Cool Tips for a Hot Summer
As a Certified Energy Manager, Klindworth specializes in managing large facilities, but also offers tips for homeowners who want to save energy and reduce their greenhouse gas emissions. Air conditioning and heating consume about 70% of the average electric use, so he focuses on cost-effective ways to cut cooling costs:
• Keep the fan set on AUTO so it runs only when the compressor clicks on.
• Change air filters at least monthly during the summer. When air flow is restricted, the system must work harder. Severely clogged filters can cause ice to grow on evaporator coils and cause major damage.
• Have the evaporator coils checked and cleaned annually.
• Reset the thermostat to 78 degrees, and two to five degrees higher if you’re gone for the day. Cooling costs can be cut nearly in half if you keep your house at 78 instead of 70 degrees. Don’t turn the system off entirely, though. Keep the temperature at 84 to prevent indoor humidity from getting too high.
• Check to make sure your thermostat is working right. Use another thermometer to confirm the inside temperatures – some thermostats may be off by as much as 10 degrees.
• Consider replacing your air conditioning system if it is more than 10 years old or has a SEER rating of less than 10.
• Check for duct leaks, which account for about 20% of consumption in the average Florida home.
• Have refrigerant levels checked. A field study of residential air conditioners found 27% of them undercharged – and 27% overcharged. Overcharging the unit is worse because it pulls more power and restricts the unit’s cooling ability, as well as stressing the compressor and limiting its lifespan.
• Never close vents or keep doors to unused rooms closed. Older energy-savings tips recommended closing rooms, but newer research shows that it causes areas of negative pressure where warm, moist air is pulled in and airflow across the evaporator coil is reduced. It costs more to close off a room or a vent than it does to keep it cool!
• Window air conditioner units can be cost-effective if they are used to cool one or two rooms – but not if multiple units run all summer to keep an entire house cool.
• Protect living areas, particularly those near sliding glass doors, from direct sun. If you cool those areas to be comfortable enough to enjoy, the whole house will be cooler than necessary.
• Plant shade trees, which can reduce air conditioning costs by up to 30%.
Other important tips to keep your cool this summer:
• Consider replacing the ancient refrigerator running in your garage. Old refrigerators may run forever, but they’re not efficient. A new high-efficiency refrigerator running in your air-conditioned kitchen costs $5 or $6 a month to operate, an older unit running in a hot garage may cost up to $50 a month.
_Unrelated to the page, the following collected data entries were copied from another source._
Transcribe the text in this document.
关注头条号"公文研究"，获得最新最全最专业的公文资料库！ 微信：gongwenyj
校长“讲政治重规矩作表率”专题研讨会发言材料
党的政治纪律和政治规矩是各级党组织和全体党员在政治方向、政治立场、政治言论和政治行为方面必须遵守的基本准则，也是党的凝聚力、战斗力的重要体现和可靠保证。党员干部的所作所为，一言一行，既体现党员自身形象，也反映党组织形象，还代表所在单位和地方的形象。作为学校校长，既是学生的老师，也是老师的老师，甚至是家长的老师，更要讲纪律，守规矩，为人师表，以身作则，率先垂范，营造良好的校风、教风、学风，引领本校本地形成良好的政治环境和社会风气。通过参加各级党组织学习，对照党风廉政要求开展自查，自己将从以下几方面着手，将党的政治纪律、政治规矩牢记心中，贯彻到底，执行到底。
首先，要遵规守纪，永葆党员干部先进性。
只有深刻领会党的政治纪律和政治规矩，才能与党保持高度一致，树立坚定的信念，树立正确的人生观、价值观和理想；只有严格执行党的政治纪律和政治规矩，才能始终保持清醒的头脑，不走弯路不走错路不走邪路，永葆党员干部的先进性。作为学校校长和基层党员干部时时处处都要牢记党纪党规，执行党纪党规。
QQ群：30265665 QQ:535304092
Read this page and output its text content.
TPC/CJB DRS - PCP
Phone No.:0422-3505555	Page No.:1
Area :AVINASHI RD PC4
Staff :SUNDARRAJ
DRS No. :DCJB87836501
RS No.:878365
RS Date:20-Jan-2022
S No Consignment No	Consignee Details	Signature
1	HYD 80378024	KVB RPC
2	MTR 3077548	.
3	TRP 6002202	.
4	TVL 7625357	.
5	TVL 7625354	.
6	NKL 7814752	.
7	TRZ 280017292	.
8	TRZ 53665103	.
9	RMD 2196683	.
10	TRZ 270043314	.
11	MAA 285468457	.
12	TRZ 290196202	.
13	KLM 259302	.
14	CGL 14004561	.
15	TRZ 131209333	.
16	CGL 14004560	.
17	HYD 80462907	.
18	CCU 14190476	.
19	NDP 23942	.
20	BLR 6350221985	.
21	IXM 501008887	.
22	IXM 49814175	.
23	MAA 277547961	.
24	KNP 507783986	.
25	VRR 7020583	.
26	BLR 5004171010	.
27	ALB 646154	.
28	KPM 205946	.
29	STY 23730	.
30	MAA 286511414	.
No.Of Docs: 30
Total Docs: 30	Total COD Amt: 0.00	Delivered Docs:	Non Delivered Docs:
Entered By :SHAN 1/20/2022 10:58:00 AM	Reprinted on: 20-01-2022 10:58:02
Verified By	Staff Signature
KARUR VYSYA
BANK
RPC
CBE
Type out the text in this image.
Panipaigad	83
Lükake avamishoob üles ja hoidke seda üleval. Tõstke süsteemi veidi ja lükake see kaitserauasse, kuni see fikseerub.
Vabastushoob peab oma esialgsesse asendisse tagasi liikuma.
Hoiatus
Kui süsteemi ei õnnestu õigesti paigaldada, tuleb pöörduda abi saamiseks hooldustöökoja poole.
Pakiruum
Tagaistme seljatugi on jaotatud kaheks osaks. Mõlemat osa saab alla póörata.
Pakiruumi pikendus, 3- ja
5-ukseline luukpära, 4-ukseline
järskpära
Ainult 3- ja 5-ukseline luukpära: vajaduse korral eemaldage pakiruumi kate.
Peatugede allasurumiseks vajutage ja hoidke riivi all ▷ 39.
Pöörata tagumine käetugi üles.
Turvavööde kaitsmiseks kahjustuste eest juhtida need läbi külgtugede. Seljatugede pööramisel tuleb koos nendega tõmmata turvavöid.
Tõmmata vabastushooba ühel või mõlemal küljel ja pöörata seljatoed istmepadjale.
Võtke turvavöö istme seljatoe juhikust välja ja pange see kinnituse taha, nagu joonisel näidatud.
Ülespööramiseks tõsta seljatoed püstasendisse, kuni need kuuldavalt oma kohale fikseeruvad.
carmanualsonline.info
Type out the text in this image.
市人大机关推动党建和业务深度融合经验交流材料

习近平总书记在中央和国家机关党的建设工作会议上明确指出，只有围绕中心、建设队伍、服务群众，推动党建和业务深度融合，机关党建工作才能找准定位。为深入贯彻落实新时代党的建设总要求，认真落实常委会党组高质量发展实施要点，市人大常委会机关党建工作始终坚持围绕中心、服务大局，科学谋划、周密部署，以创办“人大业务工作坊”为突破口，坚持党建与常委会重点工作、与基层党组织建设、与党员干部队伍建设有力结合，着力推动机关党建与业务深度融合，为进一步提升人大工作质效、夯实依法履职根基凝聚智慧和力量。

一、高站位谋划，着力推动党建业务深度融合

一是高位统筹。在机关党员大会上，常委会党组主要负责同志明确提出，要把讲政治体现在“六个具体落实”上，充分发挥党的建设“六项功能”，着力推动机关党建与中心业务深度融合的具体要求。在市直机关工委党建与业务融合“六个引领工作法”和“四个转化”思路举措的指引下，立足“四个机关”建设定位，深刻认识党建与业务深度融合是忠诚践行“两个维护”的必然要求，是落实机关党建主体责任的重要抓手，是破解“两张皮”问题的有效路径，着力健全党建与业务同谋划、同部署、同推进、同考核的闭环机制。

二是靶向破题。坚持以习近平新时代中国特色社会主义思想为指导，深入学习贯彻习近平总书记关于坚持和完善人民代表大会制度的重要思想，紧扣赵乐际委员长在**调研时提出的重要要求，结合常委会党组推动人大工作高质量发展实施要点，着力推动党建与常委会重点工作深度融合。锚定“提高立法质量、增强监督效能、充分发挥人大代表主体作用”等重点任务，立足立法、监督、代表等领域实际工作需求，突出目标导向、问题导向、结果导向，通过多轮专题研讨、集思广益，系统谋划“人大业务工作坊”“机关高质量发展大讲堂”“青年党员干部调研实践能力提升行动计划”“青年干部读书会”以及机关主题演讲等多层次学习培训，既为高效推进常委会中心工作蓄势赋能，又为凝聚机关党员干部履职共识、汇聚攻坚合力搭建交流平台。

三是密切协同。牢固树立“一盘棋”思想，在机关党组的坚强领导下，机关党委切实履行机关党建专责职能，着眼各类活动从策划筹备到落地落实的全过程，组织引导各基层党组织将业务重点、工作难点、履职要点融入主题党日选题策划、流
• Check the water temperature in your dishwasher. Ten gallons of water at 120 degrees costs about 16 cents to heat. The same water costs 25 cents at 160 degrees – plus you have to pay to cool it back down.
• Minimize heat from cooking. Use a microwave or crock pot instead of an oven. Never boil water in an open pan. Turn off heating elements on electric stoves shortly before you’re finished cooking – they’ll stay hot enough to finish the job without wasting electricity.
• If your dryer is in an air-conditioned utility room, run it at night when it’s cooler. It uses powerful fans to pull air past your clothes – but it can use an entire house-full of air in 60 minutes.